The government alleges that Apple’s motivation to raise e-book prices across the market came from an agreement that gave Apple a 30% commission of e-book sales at the agency rate, in line with Amazon’s commission rate. The Justice Department has also called iTunes head Eddy Cue the “chief ringleader of the conspiracy”, and has revealed internal documents that indicate that the late Steve Jobs was also aware of Cue’s plans to raise e-book prices to hamper Amazon’s growth.

The sound and the fury… signifying nothing?

Despite all this sound and fury, Apple shareholders shouldn’t be too concerned with the outcome of this trial for two reasons.

First, e-books are merely an ancillary source of revenue for Apple, intended to complement its music business. If Apple can grow this business to Amazon-like proportions, then it will be a boon to shareholders, but if it collapses then it certainly won’t be a bane. In digital revenue, Apple still has the sales of its music, video and apps to fall back on, and although it might be forced to return to the wholesale model, it will still control a sizable chunk of the e-book market. Second, a fine wouldn’t be more than a slap on the wrist for a company that has $39.1 billion in cash and equivalents. Lastly, neither Apple nor Amazon will be really shaken up by whatever the government decides.

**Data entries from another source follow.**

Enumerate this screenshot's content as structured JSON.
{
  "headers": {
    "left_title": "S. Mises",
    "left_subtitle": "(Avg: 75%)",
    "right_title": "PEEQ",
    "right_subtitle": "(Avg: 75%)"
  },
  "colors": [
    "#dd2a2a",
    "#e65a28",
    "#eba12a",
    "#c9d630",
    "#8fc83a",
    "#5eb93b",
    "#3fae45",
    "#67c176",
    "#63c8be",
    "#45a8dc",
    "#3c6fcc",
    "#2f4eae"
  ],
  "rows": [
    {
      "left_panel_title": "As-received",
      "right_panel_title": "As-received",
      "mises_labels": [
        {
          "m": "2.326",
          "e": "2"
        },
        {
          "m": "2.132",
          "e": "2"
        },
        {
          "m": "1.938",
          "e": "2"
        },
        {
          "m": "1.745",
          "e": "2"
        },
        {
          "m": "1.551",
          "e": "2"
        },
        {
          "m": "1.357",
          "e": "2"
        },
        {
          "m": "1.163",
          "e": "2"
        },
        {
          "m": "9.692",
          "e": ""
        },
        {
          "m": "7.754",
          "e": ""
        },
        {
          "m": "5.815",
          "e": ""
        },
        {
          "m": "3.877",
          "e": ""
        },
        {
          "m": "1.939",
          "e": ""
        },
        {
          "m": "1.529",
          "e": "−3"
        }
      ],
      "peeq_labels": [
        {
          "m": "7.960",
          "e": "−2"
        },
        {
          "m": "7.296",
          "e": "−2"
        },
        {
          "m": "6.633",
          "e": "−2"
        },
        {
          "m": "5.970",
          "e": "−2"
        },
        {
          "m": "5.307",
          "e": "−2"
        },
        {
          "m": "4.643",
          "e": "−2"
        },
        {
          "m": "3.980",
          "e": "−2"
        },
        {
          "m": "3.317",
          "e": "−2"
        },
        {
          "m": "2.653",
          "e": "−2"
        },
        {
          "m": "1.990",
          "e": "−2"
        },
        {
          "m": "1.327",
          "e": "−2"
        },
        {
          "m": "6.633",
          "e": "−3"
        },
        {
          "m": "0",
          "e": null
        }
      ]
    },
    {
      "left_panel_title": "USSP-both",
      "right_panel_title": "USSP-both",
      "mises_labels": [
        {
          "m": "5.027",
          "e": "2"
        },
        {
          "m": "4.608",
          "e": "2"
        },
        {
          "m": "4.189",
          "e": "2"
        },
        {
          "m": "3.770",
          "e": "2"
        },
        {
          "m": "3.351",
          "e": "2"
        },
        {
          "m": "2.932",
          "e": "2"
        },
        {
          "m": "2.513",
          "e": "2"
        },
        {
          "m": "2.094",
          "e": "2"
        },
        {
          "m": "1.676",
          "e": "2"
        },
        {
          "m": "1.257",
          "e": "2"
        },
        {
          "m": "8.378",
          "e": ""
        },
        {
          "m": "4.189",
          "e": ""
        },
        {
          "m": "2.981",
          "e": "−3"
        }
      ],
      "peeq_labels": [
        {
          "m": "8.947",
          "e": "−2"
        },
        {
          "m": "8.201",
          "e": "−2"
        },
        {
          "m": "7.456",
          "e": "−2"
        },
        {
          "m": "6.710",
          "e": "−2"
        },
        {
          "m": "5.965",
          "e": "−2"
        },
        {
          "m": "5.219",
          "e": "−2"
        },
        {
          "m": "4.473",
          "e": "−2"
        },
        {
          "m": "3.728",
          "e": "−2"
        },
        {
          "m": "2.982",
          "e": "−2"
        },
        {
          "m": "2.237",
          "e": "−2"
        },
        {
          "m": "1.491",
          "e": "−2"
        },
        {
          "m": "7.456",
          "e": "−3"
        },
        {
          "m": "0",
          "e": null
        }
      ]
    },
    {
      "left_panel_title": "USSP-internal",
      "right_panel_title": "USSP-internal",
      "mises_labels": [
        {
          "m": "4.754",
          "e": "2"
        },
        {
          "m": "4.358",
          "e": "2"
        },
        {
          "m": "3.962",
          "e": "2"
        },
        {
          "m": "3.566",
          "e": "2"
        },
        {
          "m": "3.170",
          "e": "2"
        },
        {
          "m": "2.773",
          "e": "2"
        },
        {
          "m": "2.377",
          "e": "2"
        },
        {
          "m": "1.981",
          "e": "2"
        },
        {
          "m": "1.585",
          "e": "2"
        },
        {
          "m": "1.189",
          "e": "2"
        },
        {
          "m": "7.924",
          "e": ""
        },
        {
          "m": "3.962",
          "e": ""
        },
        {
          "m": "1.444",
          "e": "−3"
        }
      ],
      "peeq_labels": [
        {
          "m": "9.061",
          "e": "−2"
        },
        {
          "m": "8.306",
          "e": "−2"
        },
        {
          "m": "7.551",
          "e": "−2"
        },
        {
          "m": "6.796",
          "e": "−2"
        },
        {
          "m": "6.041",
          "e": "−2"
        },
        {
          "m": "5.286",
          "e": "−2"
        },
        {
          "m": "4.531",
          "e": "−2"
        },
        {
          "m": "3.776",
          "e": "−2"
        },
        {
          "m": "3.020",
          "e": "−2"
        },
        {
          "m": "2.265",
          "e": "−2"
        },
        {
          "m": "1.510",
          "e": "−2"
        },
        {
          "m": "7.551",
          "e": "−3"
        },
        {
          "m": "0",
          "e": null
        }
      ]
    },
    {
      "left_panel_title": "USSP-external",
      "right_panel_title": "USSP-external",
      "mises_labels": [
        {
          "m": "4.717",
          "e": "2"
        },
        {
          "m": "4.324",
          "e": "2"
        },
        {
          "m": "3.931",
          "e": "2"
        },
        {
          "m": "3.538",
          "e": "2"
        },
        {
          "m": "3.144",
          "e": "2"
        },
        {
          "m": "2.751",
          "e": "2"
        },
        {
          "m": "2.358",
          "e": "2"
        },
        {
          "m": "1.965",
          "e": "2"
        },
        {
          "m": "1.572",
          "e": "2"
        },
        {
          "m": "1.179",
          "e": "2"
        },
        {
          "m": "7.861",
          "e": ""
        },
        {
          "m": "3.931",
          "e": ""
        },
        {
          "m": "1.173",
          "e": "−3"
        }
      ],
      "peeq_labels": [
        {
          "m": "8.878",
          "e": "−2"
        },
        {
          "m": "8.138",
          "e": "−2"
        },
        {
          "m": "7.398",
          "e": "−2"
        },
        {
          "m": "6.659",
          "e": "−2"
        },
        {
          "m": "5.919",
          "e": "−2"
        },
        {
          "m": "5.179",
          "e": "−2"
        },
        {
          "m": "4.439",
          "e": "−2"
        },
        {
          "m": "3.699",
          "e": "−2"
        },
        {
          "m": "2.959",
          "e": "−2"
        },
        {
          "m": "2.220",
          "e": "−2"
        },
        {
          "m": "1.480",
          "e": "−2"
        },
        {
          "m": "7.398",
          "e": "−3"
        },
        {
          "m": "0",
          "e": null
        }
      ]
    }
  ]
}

Instead, we should focus on the biggest loser in all of this – Barnes & Noble, Inc. (NYSE:BKS).

Tossed in the bargain bin

Although Barnes & Noble, Inc. (NYSE:BKS) is currently the second largest e-book retailer in the United States, it has a crumbling brick-and-mortar business, which reported a 7.3% decline in same-store sales last quarter. It also reported a net loss of $6.1 million, a 112% decline from the profit of $52 million it reported in the prior year quarter.

Its Nook division reported a steep 26% year-on-year decline in revenue, although digital content sales rose slightly by 6.8%. That means that although sales of its hardware have been falling through the floor, existing Nook owners are still purchasing e-books and apps. However, operating income at the Nook segment slid 23% to $316 million.

For a while, it seemed as if Microsoft Corporation (NASDAQ:MSFT), which currently owns 17% of the Nook Media business, would swoop in as Barnes & Noble’s savior. Unfortunately, Microsoft Corporation (NASDAQ:MSFT)’s assistance of the Nook has been tepid at best, by offering a Nook app for its Windows 8 and Windows Phone devices. However, it appears that Barnes & Noble has very little faith in these apps, and has recently dropped support for the Mac and PC (except for Windows 8) versions of its Nook standalone e-reader software. Nook users are now directed to use the web based version instead. In contrast, Apple announced that it will bring iBooks to the Mac through a dedicated OS X 10.9 app.

Therefore, it’s easy to see where Barnes & Noble is headed – straight to the bargain bin, then possibly to the recycling bin, unless it finds a way to straighten out both its brick-and-mortar and e-reader businesses.